In seinem persönlichen Stil und Kaufverhalten folgt er dem rigiden Diktat ständig wechselnder Moden, die ihn zum Konsumieren zwingen; aber mehr noch: er betreibt mittlerweile auch aktiv seine Selbstdarstellung als Produkt, wenn er sich auf Internetforen und sozialen Netzwerken wie Facebook oder MySpace möglichst attraktiv zu machen und zu vermarkten versucht – sei es als potentieller Beziehungspartner oder als ultimativ flexible Arbeitskraft.

So lautet kurz gesagt die Diagnose des Buchs "Leben als Konsum" des Soziologen Zygmunt Bauman. Bauman, ein in Polen geborener Jude, der vor den Nazis in die Sowjetunion flüchtete und nach dem Krieg in Polen Karriere machte, bevor er aus politischen Gründen das Land verließ und zuerst nach Israel, dann nach England auswanderte, gilt als ein Grandseigneur der linken Soziologie und beschäftigt sich schon seit Jahren mit Fragen der "flüssigen" und "flüchtigen" Moderne, unter anderem mit ihrer Konsumkultur.

Ausführlich beschreibt er auch in seinem jüngsten Buch den Übergang vom Zeitalter der Produktion zu dem des Konsums, also den Wandel des Staates von einem Gebilde, das seine Bürger vor allem als Arbeiter und Soldaten braucht, zu einem, das seine Bürger vor allem als Konsumenten versteht.

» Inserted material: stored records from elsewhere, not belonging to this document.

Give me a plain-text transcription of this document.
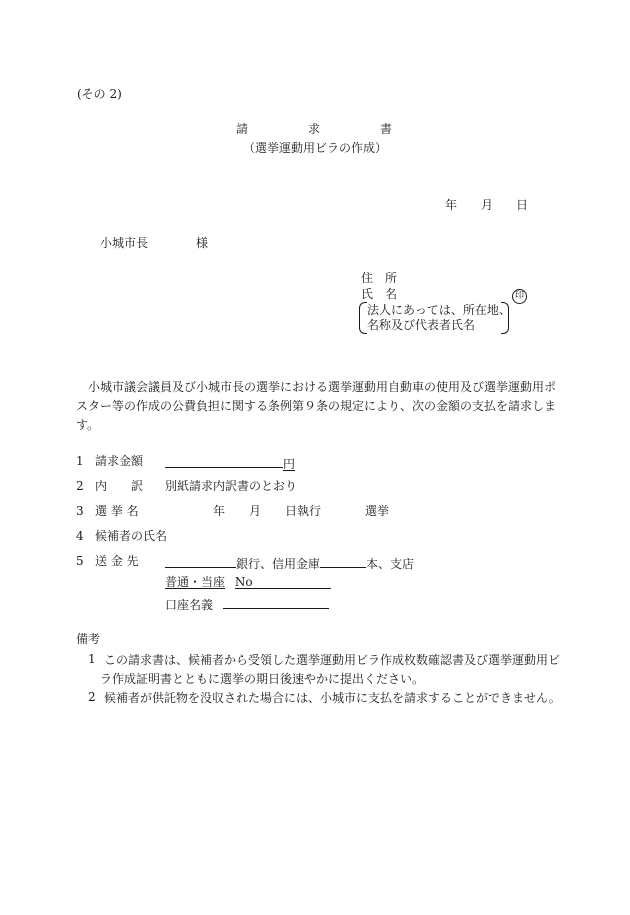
(その 2)
請	求	書
（選挙運動用ビラの作成）
年 月 日
小城市長	様
住　所
氏　名	印
法人にあっては、所在地、
名称及び代表者氏名
小城市議会議員及び小城市長の選挙における選挙運動用自動車の使用及び選挙運動用ポスター等の作成の公費負担に関する条例第９条の規定により、次の金額の支払を請求します。
1 請求金額	円
2 内　　訳 別紙請求内訳書のとおり
3 選 挙 名	年 月 日執行	選挙
4 候補者の氏名
5 送 金 先	銀行、信用金庫	本、支店
普通・当座 No
口座名義
備考
1 この請求書は、候補者から受領した選挙運動用ビラ作成枚数確認書及び選挙運動用ビラ作成証明書とともに選挙の期日後速やかに提出ください。
2 候補者が供託物を没収された場合には、小城市に支払を請求することができません。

Und er zeigt, wie heute die Logik des Konsums mit ihren zentralen Werten von Angebot und Nachfrage an vielen Stellen im politischen Prozess greift, etwa wenn in Einwanderungsdebatten darüber gesprochen wird, welche Arten von Ausländern das Land "brauche" und für welche die Märkte "keinen Bedarf" hätten.

Mit "Konsumismus" bezeichnet Bauman den Geist unserer Zeit, in der Konsum nicht mehr nur Bedürfnisse abdeckt, sondern zum Selbstzweck und zum zentralen Identitätsstifter für unser aller Leben geworden ist. Konsumiert werden muss heute um seiner selbst willen und gut geht es unserer Gesellschaft nur, wenn sie ausreichend Waren umsetzt – egal, ob diese echten Bedürfnissen entsprechen oder nicht.

Unsere Gesellschaft ist demzufolge auch eine Sofort-Bedürfnis-Befriedigungs- und eine Wegwerfgesellschaft, die – anders als die Staatstheorien der Aufklärung es gerne hätten – nicht an die Vernunft des Bürgers appelliert, sondern an seine Unvernunft, seine emotionale Verführbarkeit: Nur wer sich von den Glücksversprechungen der Warenwelt täuschen lässt, wird im angemessenen Maße konsumieren und damit das Spiel am Laufen halten.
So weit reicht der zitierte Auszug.